Using this model, Coral reef has spun-off a separate business, TantrumXYZ, which is essentially a modern take on parenting services. With a focus on millennials, TantrumXYZ is a magazine, community and shop for tech-savvy, design conscious parents.
The state of the parenting market as a whole is discussed, with Ben estimating that it’s a £5 billion per/year market. Despite the high potential, it’s made clear that like all other startups, TantrumXYZ has had to take appropriate measures, and a lean approach, to mitigate risk.
The impact mobile payments are having on retail
For those in retail, particularly those who run online shops, payment options are an aspect of the buying process which has seen little disruption since the introduction of credit/debit cards.
If you reduce the difficulty of the user buying process you will naturally increase conversion rates of sales. “It’s opening up the Amazon one-click to a lot of other businesses”, said Ben.
This also eliminates the need for your browser or password manager to have an auto-fill feature, which is the same principle as Touch ID or mobile payments, but one which is considered by many to less secure.
Uncertainty, confusion and frustration faced by many customers when trying to purchase goods with their 16-digit credit card and billing address is removed by Touch ID paving the way for further innovation.
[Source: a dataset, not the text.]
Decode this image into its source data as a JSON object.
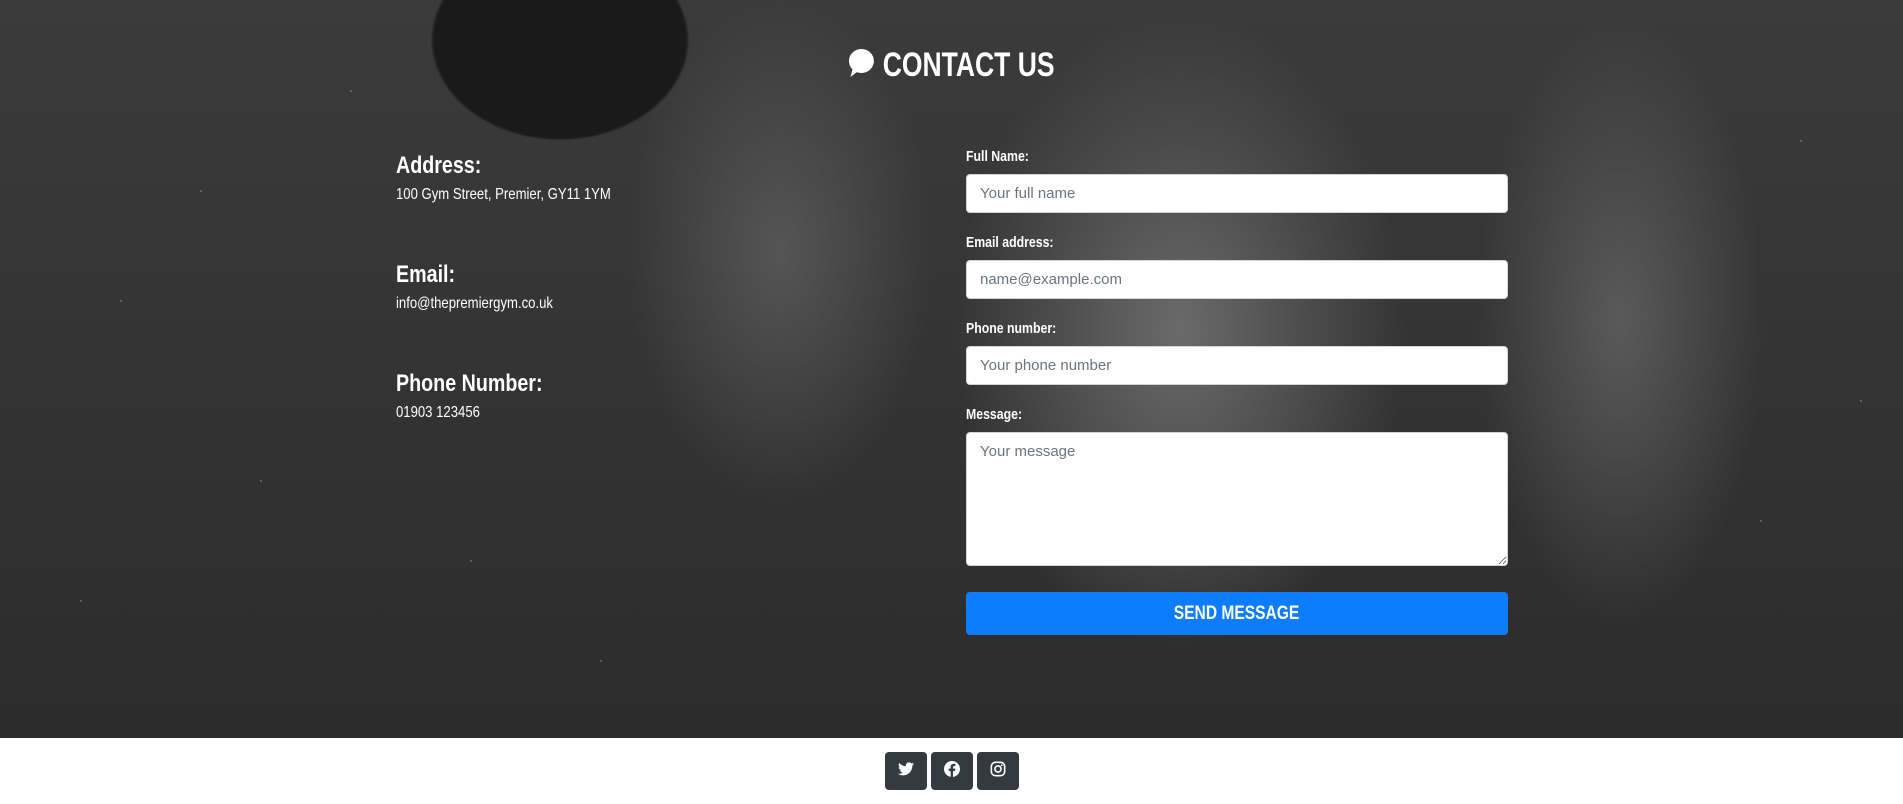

What impact can Touch ID have on enterprise
So how can this technology be integrated into enterprises? The possibility of Touch ID technologies being used by organizations to replace signatures, amongst other things, is something that may excite many professionals.
We’ve already established that mobile technology has had a profound impact on enterprises across the globe. Consider a B2C company like TantrumXYZ, who receives 85% of their traffic from mobile devices.
The rise in mobile usage translates across industries and sectors, but as is pointed out in the podcast, many users still prefer to use mobile devices for discovery, and opt for a larger screen for conversions/purchases.
That being said, the general consensus is that there are increasingly fewer reasons why employees or individuals actually need to use a desktop computer.
Do you think Touch ID technology will find it’s way into enterprise in the near future? How do you prefer to pay for items – via mobile payment or credit card?